Rot. Moxie recalled a blurred evening in Portsoothe. Advice to leave the woman he loved.

As the fat man continued to shout, as the barbers rushed to pull Moxie aside, the possibility that the thing, Rot, had been here, scared Moxie deep. Was he losing his mind? Only a few hours upon the Trail…was he losing his mind?

The details of Portsoothe were filled in: a man whose face he could barely see; whose mouth seemed not to move as he spoke; whose dark expression seemed painted with greasepaint for the stage.

Moxie pulled himself from the hands of the barbers and stumbled toward the door.

Through the glass he saw Molly again.

But Molly as she was now, dead twelve years.

“Molly!” Moxie yelled.

The girl’s eyes, once green, were now a watery white. Her dark hair now flowed with ash.

Moxie exploded out the door, reaching for Molly on the boardwalk, but his hands found nothing solid, no girl, dead or alive.

As the door swung shut behind him, he heard the fat man carrying on.

“You should be ashamed of such behavior! I’ve never heard of such a thing! Accosting a man as he gets a shave! You ought to be put away! I was attacked! That man attacked me, did he not? It’s an outrage! Accosting a man as he gets a shave!”

Moxie looked up and down the boardwalk, searching for the corpse of Molly. It struck him, insanely, that he’d take Molly as he’d seen her now, rotting, if it meant she’d repeat the past, the part she’d played in his life.

You gotta meet my friend Carol…

If it meant she would deliver him to Carol.

Seeing no girl, Moxie looked to the people of Baker for a false face, one so unnatural as to be greasepaint upon the idiot smoothness of a mannequin.

But no Rot.

No Molly.

Moxie hurried back to the mare, to the Trail, to a funeral he needed to end before it began. To the woman he needed to save from being buried alive, no matter how many memories tried to stop him.

Deep within, this idea comforted him. Despite the horrors he’d seen, the dark feelings he felt. For he had no doubt the memories were trying to stop him. Yet what need would there be to stop Moxie, if Carol were already dead?

“Ride!” Moxie called to the mare.

And the mare rode.





She could hear him pacing before she heard him speak. Dress shoes on the gravel storm room floor. Did he have a candle lit? That had always been the worst of it for her, the lack of light. Not in Howltown—Carol didn’t expect any in there—but in the cellar itself. Just because she couldn’t see didn’t mean she didn’t know the darkness of the unlit cellar. Black within black. As if the darkness below the house were pressurizing that of the coma, stuffing Carol deeper down. At first, she thought Dwight’s scuffling was rats. Farrah claimed to have seen one as big as a badger and it was difficult, now, to write that off as the hysterics of a young woman.
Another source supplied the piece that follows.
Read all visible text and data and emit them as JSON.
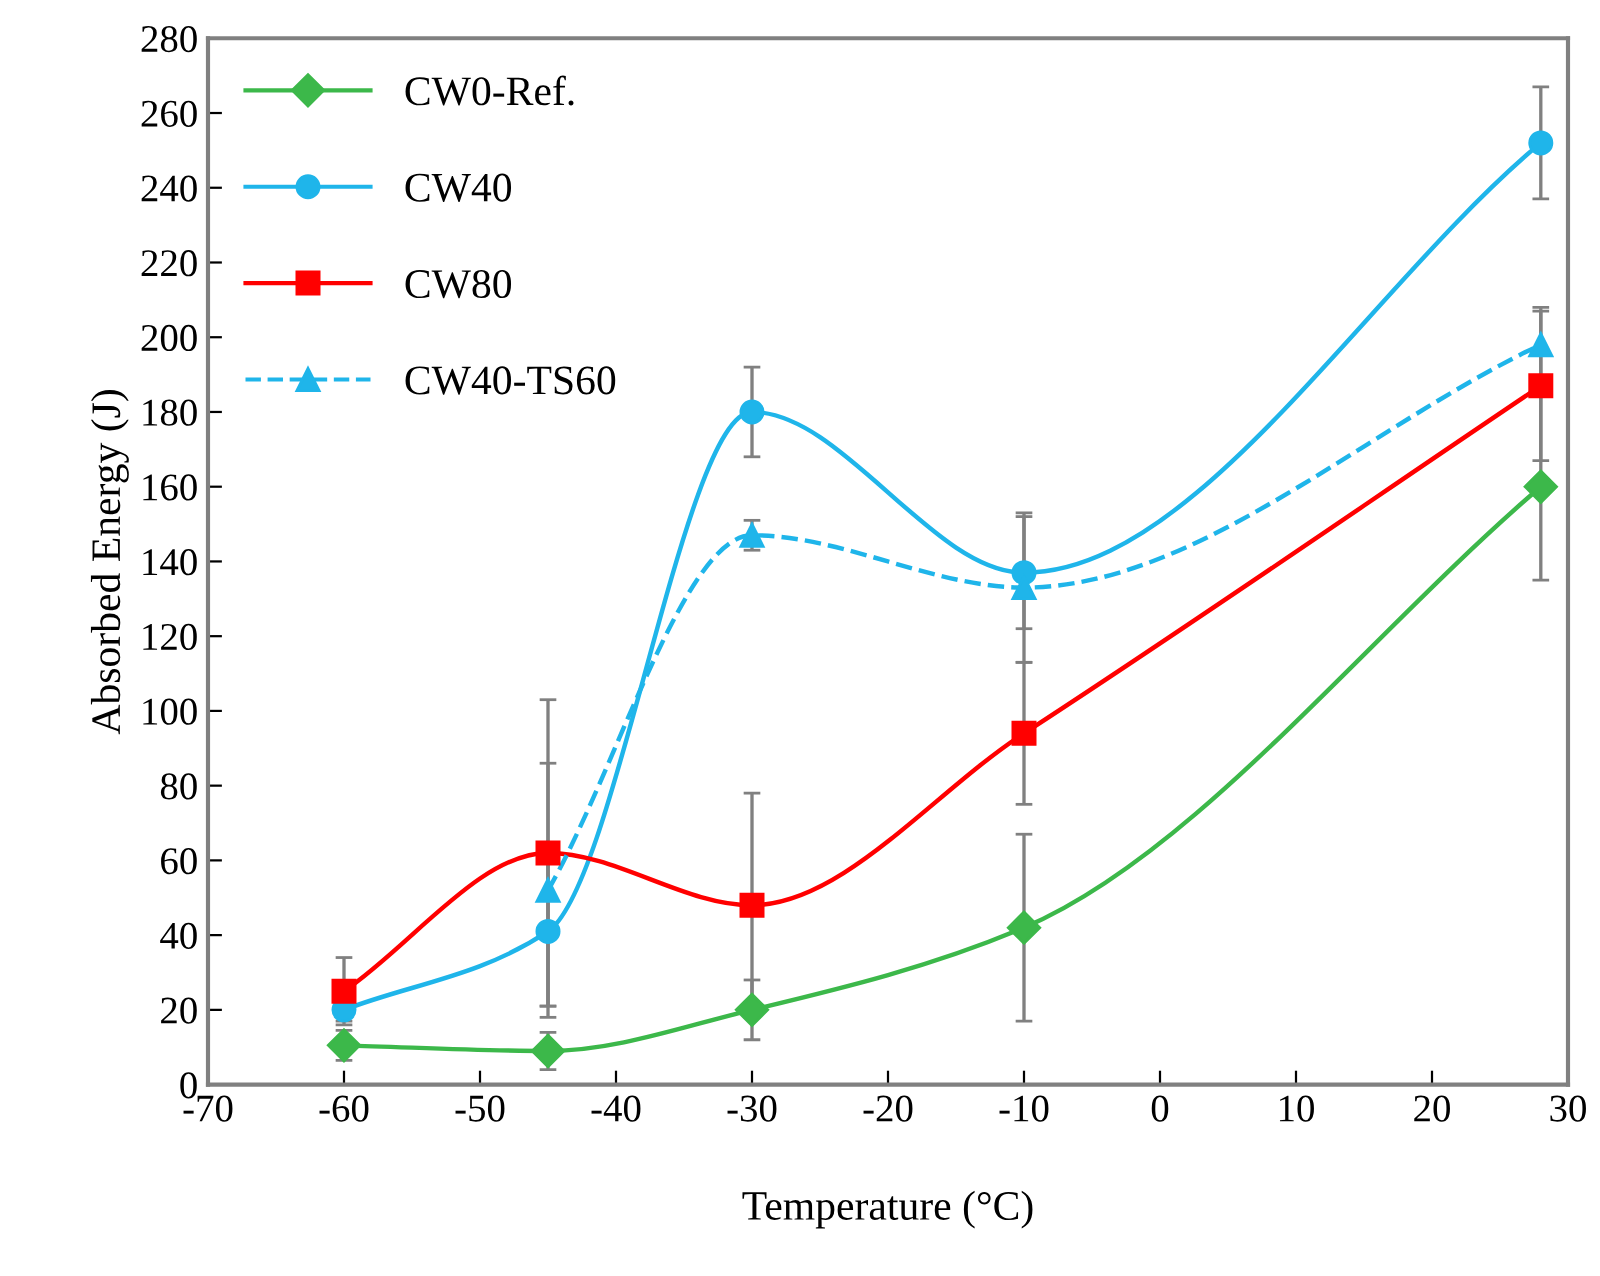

Who knew what was down here when the lights were off, when the air was still, when no human posed a threat to their dwelling? But through the dark winds of her perpetual fall, Carol was able to determine they were shoes after all, for no animal moved with the neurotic regularity that this sound betrayed. A pendulum, it seemed, swinging beside her inert body on the slab.